Une influenceuse mode est invitée à participer à une campagne pour la Fête des mères avec son fils, mais ses projets tombent à l’eau lorsque le jeune homme part s’installer en Amazonie. L’influenceuse suit son fils et se lance dans un voyage qui va la transformer.

 

Il suffit de quelques scènes pour comprendre son univers : looks millimétrés, collaborations sponsorisées, rapport constant aux filtres et besoin compulsif d’être parfaite. Sa carrière commence enfin à décoller lorsqu’une grande marque lui propose d’être le visage d’une campagne spéciale “Fête des Mères”. Petit détail qui vire au drame : la campagne exige la présence de son fils Cadu. Or ce dernier a fui la vie californienne pour s’installer au cœur d’une communauté autossuffisante dans l’Amazonie, où il étudie la permaculture et milite pour une vie plus sobre. La perspective de se retrouver devant une caméra pour vendre des sacs à main ne l’emballe pas vraiment. Devant ce refus, Paula n’a pas d’autre choix que de partir elle-même en Amazonie, accompagnée de Taylor, son assistante déjantée. 

 

Cette dernière, incarnée par Rafa Chalub, apporte une énergie nerveuse, parfois un peu caricaturale, mais toujours efficace dans les scènes les plus farfelues. Le duo débarque dans la jungle avec leurs valises qu’on croirait tout droit sorties d’une fashion week. Les premières séquences rappellent un peu les comédies d’aventure classiques : confrontation avec la nature, situations absurdes, incompréhensions culturelles… Le film ne cherche pas à révolutionner le genre, mais il amuse par la sincérité de ses personnages. Le cœur du récit repose évidemment sur Paula. Ingrid Guimarães porte le film avec une assurance qui montre son expérience dans le registre comique. Sa Paula est agaçante, touchante, parfois ridicule, mais toujours crédible. 

 

Le film fonctionne surtout grâce à elle : chaque chute dans la boue, chaque remarque déplacée, chaque tentative maladroite de se réconcilier avec son fils acquiert un ton chaleureux qui donne envie de la suivre. Visuellement, Harsh Couture oppose volontairement deux mondes : la superficialité colorée des réseaux sociaux et la beauté brute de la forêt. Les premiers plans sur l’Amazonie donnent l’impression d’un décor presque touristique, mais quelques scènes parviennent à capter un vrai sentiment de dépaysement. J’ai seulement regretté que certains passages semblent plus pensés pour embellir les décors que pour servir l’histoire.
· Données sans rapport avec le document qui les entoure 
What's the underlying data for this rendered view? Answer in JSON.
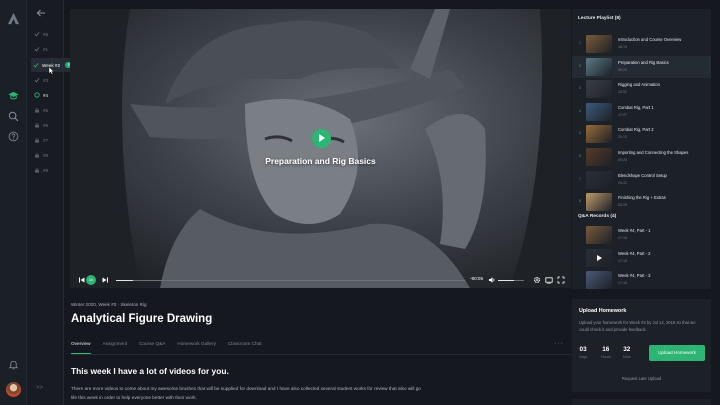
{
  "weeks_nav": {
    "items": [
      {
        "label": "#5",
        "state": "done"
      },
      {
        "label": "#1",
        "state": "done"
      },
      {
        "label": "Week #2",
        "state": "active",
        "badge": "Review"
      },
      {
        "label": "#3",
        "state": "done"
      },
      {
        "label": "#4",
        "state": "current"
      },
      {
        "label": "#5",
        "state": "locked"
      },
      {
        "label": "#6",
        "state": "locked"
      },
      {
        "label": "#7",
        "state": "locked"
      },
      {
        "label": "#8",
        "state": "locked"
      },
      {
        "label": "#9",
        "state": "locked"
      }
    ],
    "collapse_label": ">>"
  },
  "video": {
    "title": "Preparation and Rig Basics",
    "time": "-90:05",
    "speed_label": "1x",
    "progress": 0.05,
    "volume": 0.6
  },
  "lesson": {
    "breadcrumb": "Winter 2020, Week #3 · Skeleton Rig",
    "title": "Analytical Figure Drawing",
    "tabs": [
      {
        "label": "Overview",
        "active": true
      },
      {
        "label": "Assignment",
        "active": false
      },
      {
        "label": "Course Q&A",
        "active": false
      },
      {
        "label": "Homework Gallery",
        "active": false
      },
      {
        "label": "Classroom Chat",
        "active": false
      }
    ],
    "more_label": "···",
    "section_heading": "This week I have a lot of videos for you.",
    "paragraph": "There are more videos to come about my awesome brushes that will be supplied for download and I have also collected several student works for review that also will go life this week in order to help everyone better with their work."
  },
  "playlist": {
    "heading": "Lecture Playlist (8)",
    "items": [
      {
        "num": "1",
        "title": "Introduction and Course Overview",
        "duration": "48:15",
        "active": false,
        "thumb": "#7a5a3a"
      },
      {
        "num": "2",
        "title": "Preparation and Rig Basics",
        "duration": "56:25",
        "active": true,
        "thumb": "#5a7a86"
      },
      {
        "num": "3",
        "title": "Rigging and Animation",
        "duration": "28:52",
        "active": false,
        "thumb": "#3a3f48"
      },
      {
        "num": "4",
        "title": "Combat Rig, Part 1",
        "duration": "17:07",
        "active": false,
        "thumb": "#3d5a7a"
      },
      {
        "num": "5",
        "title": "Combat Rig, Part 2",
        "duration": "20:13",
        "active": false,
        "thumb": "#9a6a3a"
      },
      {
        "num": "6",
        "title": "Importing and Connecting the Shapes",
        "duration": "49:26",
        "active": false,
        "thumb": "#5a3a2a"
      },
      {
        "num": "7",
        "title": "Blendshape Control Setup",
        "duration": "20:42",
        "active": false,
        "thumb": "#2a3038"
      },
      {
        "num": "8",
        "title": "Finishing the Rig + Extras",
        "duration": "55:28",
        "active": false,
        "thumb": "#c09a6a"
      }
    ],
    "qa_heading": "Q&A Records (4)",
    "qa_items": [
      {
        "title": "Week #4, Part - 1",
        "duration": "17:15",
        "thumb": "#7a5a3a"
      },
      {
        "title": "Week #4, Part - 2",
        "duration": "17:15",
        "thumb": "#2a3038"
      },
      {
        "title": "Week #4, Part - 3",
        "duration": "17:15",
        "thumb": "#4a5a7a"
      }
    ]
  },
  "homework": {
    "heading": "Upload Homework",
    "text": "Upload your homework for Week #3 by Jul 12, 2018 so that we could check it and provide feedback.",
    "countdown": [
      {
        "value": "03",
        "unit": "Days"
      },
      {
        "value": "16",
        "unit": "Hours"
      },
      {
        "value": "32",
        "unit": "Mins"
      }
    ],
    "button_label": "Upload Homework",
    "late_label": "Request Late Upload"
  },
  "colors": {
    "accent": "#2bb673",
    "background": "#15191f",
    "panel": "#1c2128"
  }
}
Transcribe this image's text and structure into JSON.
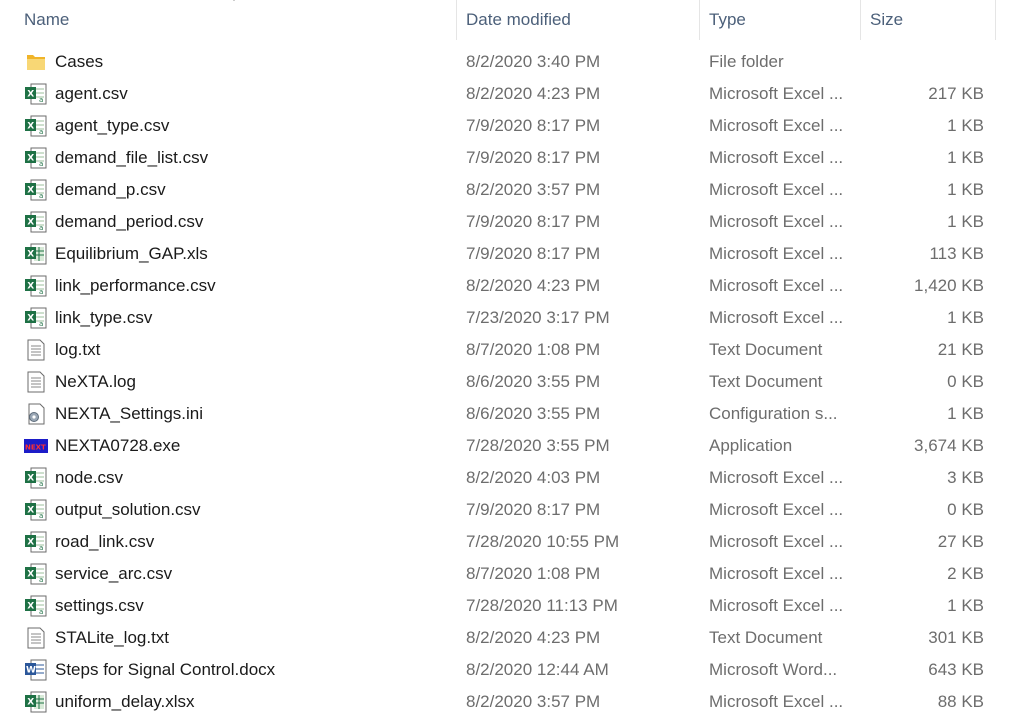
{
  "columns": {
    "name": "Name",
    "date": "Date modified",
    "type": "Type",
    "size": "Size"
  },
  "files": [
    {
      "name": "Cases",
      "date": "8/2/2020 3:40 PM",
      "type": "File folder",
      "size": "",
      "icon": "folder-icon"
    },
    {
      "name": "agent.csv",
      "date": "8/2/2020 4:23 PM",
      "type": "Microsoft Excel ...",
      "size": "217 KB",
      "icon": "excel-csv-icon"
    },
    {
      "name": "agent_type.csv",
      "date": "7/9/2020 8:17 PM",
      "type": "Microsoft Excel ...",
      "size": "1 KB",
      "icon": "excel-csv-icon"
    },
    {
      "name": "demand_file_list.csv",
      "date": "7/9/2020 8:17 PM",
      "type": "Microsoft Excel ...",
      "size": "1 KB",
      "icon": "excel-csv-icon"
    },
    {
      "name": "demand_p.csv",
      "date": "8/2/2020 3:57 PM",
      "type": "Microsoft Excel ...",
      "size": "1 KB",
      "icon": "excel-csv-icon"
    },
    {
      "name": "demand_period.csv",
      "date": "7/9/2020 8:17 PM",
      "type": "Microsoft Excel ...",
      "size": "1 KB",
      "icon": "excel-csv-icon"
    },
    {
      "name": "Equilibrium_GAP.xls",
      "date": "7/9/2020 8:17 PM",
      "type": "Microsoft Excel ...",
      "size": "113 KB",
      "icon": "excel-xls-icon"
    },
    {
      "name": "link_performance.csv",
      "date": "8/2/2020 4:23 PM",
      "type": "Microsoft Excel ...",
      "size": "1,420 KB",
      "icon": "excel-csv-icon"
    },
    {
      "name": "link_type.csv",
      "date": "7/23/2020 3:17 PM",
      "type": "Microsoft Excel ...",
      "size": "1 KB",
      "icon": "excel-csv-icon"
    },
    {
      "name": "log.txt",
      "date": "8/7/2020 1:08 PM",
      "type": "Text Document",
      "size": "21 KB",
      "icon": "text-document-icon"
    },
    {
      "name": "NeXTA.log",
      "date": "8/6/2020 3:55 PM",
      "type": "Text Document",
      "size": "0 KB",
      "icon": "text-document-icon"
    },
    {
      "name": "NEXTA_Settings.ini",
      "date": "8/6/2020 3:55 PM",
      "type": "Configuration s...",
      "size": "1 KB",
      "icon": "settings-file-icon"
    },
    {
      "name": "NEXTA0728.exe",
      "date": "7/28/2020 3:55 PM",
      "type": "Application",
      "size": "3,674 KB",
      "icon": "nexta-app-icon"
    },
    {
      "name": "node.csv",
      "date": "8/2/2020 4:03 PM",
      "type": "Microsoft Excel ...",
      "size": "3 KB",
      "icon": "excel-csv-icon"
    },
    {
      "name": "output_solution.csv",
      "date": "7/9/2020 8:17 PM",
      "type": "Microsoft Excel ...",
      "size": "0 KB",
      "icon": "excel-csv-icon"
    },
    {
      "name": "road_link.csv",
      "date": "7/28/2020 10:55 PM",
      "type": "Microsoft Excel ...",
      "size": "27 KB",
      "icon": "excel-csv-icon"
    },
    {
      "name": "service_arc.csv",
      "date": "8/7/2020 1:08 PM",
      "type": "Microsoft Excel ...",
      "size": "2 KB",
      "icon": "excel-csv-icon"
    },
    {
      "name": "settings.csv",
      "date": "7/28/2020 11:13 PM",
      "type": "Microsoft Excel ...",
      "size": "1 KB",
      "icon": "excel-csv-icon"
    },
    {
      "name": "STALite_log.txt",
      "date": "8/2/2020 4:23 PM",
      "type": "Text Document",
      "size": "301 KB",
      "icon": "text-document-icon"
    },
    {
      "name": "Steps for Signal Control.docx",
      "date": "8/2/2020 12:44 AM",
      "type": "Microsoft Word...",
      "size": "643 KB",
      "icon": "word-document-icon"
    },
    {
      "name": "uniform_delay.xlsx",
      "date": "8/2/2020 3:57 PM",
      "type": "Microsoft Excel ...",
      "size": "88 KB",
      "icon": "excel-xls-icon"
    }
  ],
  "icon_text": {
    "nexta": "NEXT"
  },
  "colors": {
    "header_text": "#4c607a",
    "secondary_text": "#6d6d6d",
    "excel_green": "#1e7145",
    "word_blue": "#2b579a",
    "folder_yellow": "#f5c84c"
  }
}
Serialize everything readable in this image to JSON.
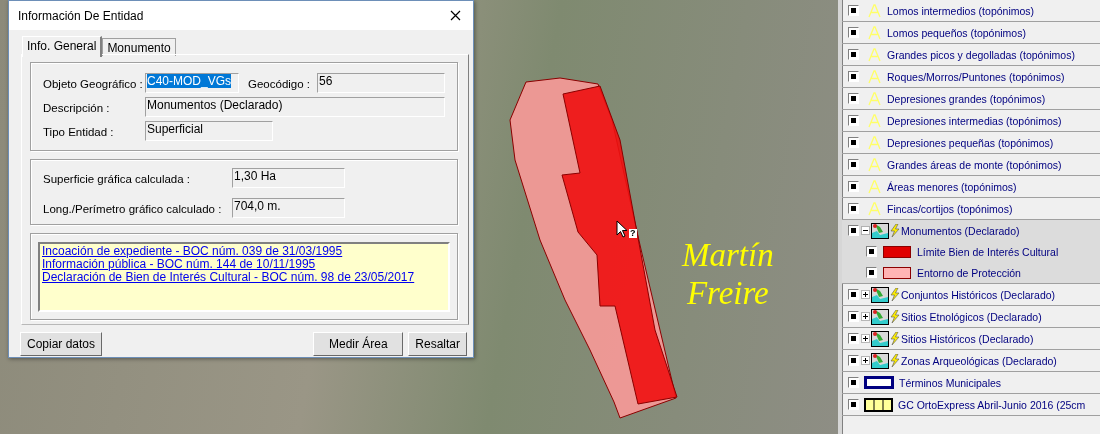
{
  "map": {
    "labels": [
      "Martín",
      "Freire"
    ],
    "cursor_badge": "?"
  },
  "dialog": {
    "title": "Información De Entidad",
    "tabs": [
      {
        "label": "Info. General",
        "selected": true
      },
      {
        "label": "Monumento",
        "selected": false
      }
    ],
    "general_fields": [
      {
        "label": "Objeto Geográfico :",
        "value": "C40-MOD_VGs",
        "text_selected": true
      },
      {
        "label": "Geocódigo :",
        "value": "56",
        "text_selected": false
      },
      {
        "label": "Descripción :",
        "value": "Monumentos (Declarado)",
        "text_selected": false
      },
      {
        "label": "Tipo Entidad :",
        "value": "Superficial",
        "text_selected": false
      }
    ],
    "measurements": [
      {
        "label": "Superficie gráfica calculada :",
        "value": "1,30 Ha"
      },
      {
        "label": "Long./Perímetro gráfico calculado :",
        "value": "704,0 m."
      }
    ],
    "links": [
      "Incoación de expediente - BOC núm. 039 de 31/03/1995",
      "Información pública - BOC núm. 144 de 10/11/1995",
      "Declaración de Bien de Interés Cultural - BOC núm. 98 de 23/05/2017"
    ],
    "buttons": [
      "Copiar datos",
      "Medir Área",
      "Resaltar"
    ]
  },
  "legend": {
    "items": [
      {
        "kind": "label",
        "label": "Lomos intermedios (topónimos)",
        "checked": true,
        "selected": false
      },
      {
        "kind": "label",
        "label": "Lomos pequeños (topónimos)",
        "checked": true,
        "selected": false
      },
      {
        "kind": "label",
        "label": "Grandes picos y degolladas (topónimos)",
        "checked": true,
        "selected": false
      },
      {
        "kind": "label",
        "label": "Roques/Morros/Puntones (topónimos)",
        "checked": true,
        "selected": false
      },
      {
        "kind": "label",
        "label": "Depresiones grandes (topónimos)",
        "checked": true,
        "selected": false
      },
      {
        "kind": "label",
        "label": "Depresiones intermedias (topónimos)",
        "checked": true,
        "selected": false
      },
      {
        "kind": "label",
        "label": "Depresiones pequeñas (topónimos)",
        "checked": true,
        "selected": false
      },
      {
        "kind": "label",
        "label": "Grandes áreas de monte (topónimos)",
        "checked": true,
        "selected": false
      },
      {
        "kind": "label",
        "label": "Áreas menores (topónimos)",
        "checked": true,
        "selected": false
      },
      {
        "kind": "label",
        "label": "Fincas/cortijos (topónimos)",
        "checked": true,
        "selected": false
      },
      {
        "kind": "group",
        "label": "Monumentos (Declarado)",
        "checked": true,
        "expanded": true,
        "selected": true,
        "children": [
          {
            "kind": "swatch",
            "label": "Límite Bien de Interés Cultural",
            "checked": true,
            "color": "#e00000"
          },
          {
            "kind": "swatch",
            "label": "Entorno de Protección",
            "checked": true,
            "color": "#ffb4b4"
          }
        ]
      },
      {
        "kind": "group",
        "label": "Conjuntos Históricos (Declarado)",
        "checked": true,
        "expanded": false,
        "selected": false
      },
      {
        "kind": "group",
        "label": "Sitios Etnológicos (Declarado)",
        "checked": true,
        "expanded": false,
        "selected": false
      },
      {
        "kind": "group",
        "label": "Sitios Históricos (Declarado)",
        "checked": true,
        "expanded": false,
        "selected": false
      },
      {
        "kind": "group",
        "label": "Zonas Arqueológicas (Declarado)",
        "checked": true,
        "expanded": false,
        "selected": false
      },
      {
        "kind": "line",
        "label": "Términos Municipales",
        "checked": true,
        "selected": false
      },
      {
        "kind": "raster",
        "label": "GC OrtoExpress Abril-Junio 2016 (25cm",
        "checked": true,
        "selected": false
      }
    ]
  }
}
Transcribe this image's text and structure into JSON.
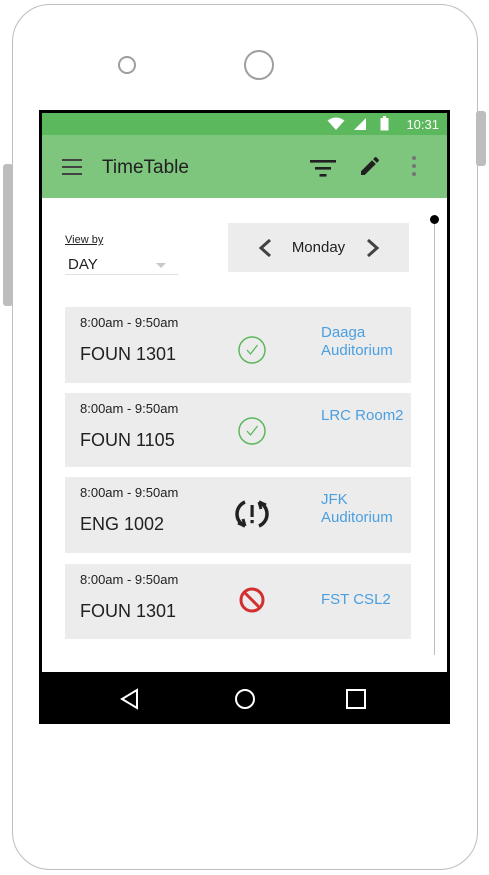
{
  "status_bar": {
    "time": "10:31",
    "icons": [
      "wifi-icon",
      "signal-icon",
      "battery-icon"
    ]
  },
  "app_bar": {
    "title": "TimeTable",
    "actions": [
      "menu-icon",
      "filter-icon",
      "edit-icon",
      "more-vert-icon"
    ]
  },
  "view_by": {
    "label": "View by",
    "value": "DAY"
  },
  "day_selector": {
    "day": "Monday"
  },
  "classes": [
    {
      "time": "8:00am - 9:50am",
      "course": "FOUN 1301",
      "status": "check-icon",
      "room": "Daaga Auditorium"
    },
    {
      "time": "8:00am - 9:50am",
      "course": "FOUN 1105",
      "status": "check-icon",
      "room": "LRC Room2"
    },
    {
      "time": "8:00am - 9:50am",
      "course": "ENG 1002",
      "status": "sync-problem-icon",
      "room": "JFK Auditorium"
    },
    {
      "time": "8:00am - 9:50am",
      "course": "FOUN 1301",
      "status": "blocked-icon",
      "room": "FST CSL2"
    }
  ],
  "nav_bar": {
    "buttons": [
      "back-icon",
      "home-icon",
      "recent-apps-icon"
    ]
  },
  "colors": {
    "status_bar": "#5cb85c",
    "app_bar": "#7ec57e",
    "card_bg": "#ececec",
    "room_link": "#4a9fe0",
    "check": "#5cb85c",
    "blocked": "#d32f2f"
  }
}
La mise en scène appuie un peu trop sur le fait que la nature c’est beau, au point que quelques séquences traînent davantage qu’elles ne devraient.

 

Là où le film surprend, c’est dans sa façon de glisser progressivement vers une réflexion plus intime : comment accepter que son enfant devienne quelqu’un d’autre ? Comment lâcher cette obsession de tout contrôler ? Comment se reconnecter à ce qui compte vraiment ? Harsh Couture ne prétend pas offrir une leçon spirituelle, mais pose des questions simples sans moralisme. Cadu, joué par Filipe Bragança, incarne ce jeune adulte qui refuse les attentes familiales pour construire son propre chemin. Son conflit avec Paula pourrait facilement devenir lourd, mais le film préfère la tendresse au drame, ce qui lui va plutôt bien. Du côté des personnages secondaires, Taylor remplit son rôle de complice comique, même si son arc reste prévisible. 

 

Michel Noher apparaît brièvement dans un rôle romantique qui sert plus à booster les interactions de Paula qu’à enrichir le récit. Certains dialogues auraient gagné à être plus naturels, car la mécanique humoristique se sent parfois trop écrite. Je me suis souvent retrouvé à sourire plutôt qu’à rire franchement, faute de situations vraiment audacieuses. En termes de rythme, les 1h45 du film se ressentent dans sa seconde moitié. Une fois la surprise du choc culturel passée, l’histoire avance de manière assez linéaire, dépendant surtout des quiproquos et des disputes familiales. À plusieurs reprises, j’ai senti que le scénario voulait absolument donner de l’espace à chaque idée, ce qui ralentit l’élan comique. Rien de dramatique, mais l’ensemble aurait pu être plus dynamique.

 

Malgré ces limites, Harsh Couture reste un bon choix pour une soirée tranquille. Le film ne cherche jamais à être plus que ce qu’il annonce : un récit feel-good qui mélange humour, amour propre et réconciliation familiale. Ingrid Guimarães donne assez d’énergie pour porter l’émotion, même lorsque le scénario emprunte des chemins déjà vus. Sa présence transforme ce qui aurait pu être une comédie banale en un moment chaleureux, imparfait mais attachant. Je ne peux pas dire que le film brille par son originalité. Certaines scènes semblent sorties tout droit d’autres comédies du même genre, qu’elles soient brésiliennes ou américaines. Mais je dois reconnaître qu’il assume complètement sa nature de divertissement accessible. 

 

Si l’idée de voir une influenceuse glamour se perdre dans la jungle vous amuse, vous y trouverez votre compte. Si vous cherchez un film qui bouscule les codes de la comédie, celui-ci risque de vous laisser un peu sur votre faim. En résumé, Harsh Couture offre une comédie tropicale douce-amère qui mise sur le cœur plutôt que sur les grands éclats. Ingrid Guimarães y démontre une fois encore qu’elle sait captiver, même quand le scénario reste sage. Ce n’est pas un film qui marque durablement, mais il remplit bien son rôle : faire sourire, faire réfléchir sans insister, et proposer un voyage dépaysant aux couleurs du Brésil. Une parenthèse légère, pensée pour le grand public, qui trouve sa force dans son humanité plus que dans sa fantaisie.

 

Note : 5.5/10. En bref, Harsh Couture offre une comédie tropicale douce-amère qui mise sur le cœur plutôt que sur les grands éclats. Ingrid Guimarães y démontre une fois encore qu’elle sait captiver, même quand le scénario reste sage.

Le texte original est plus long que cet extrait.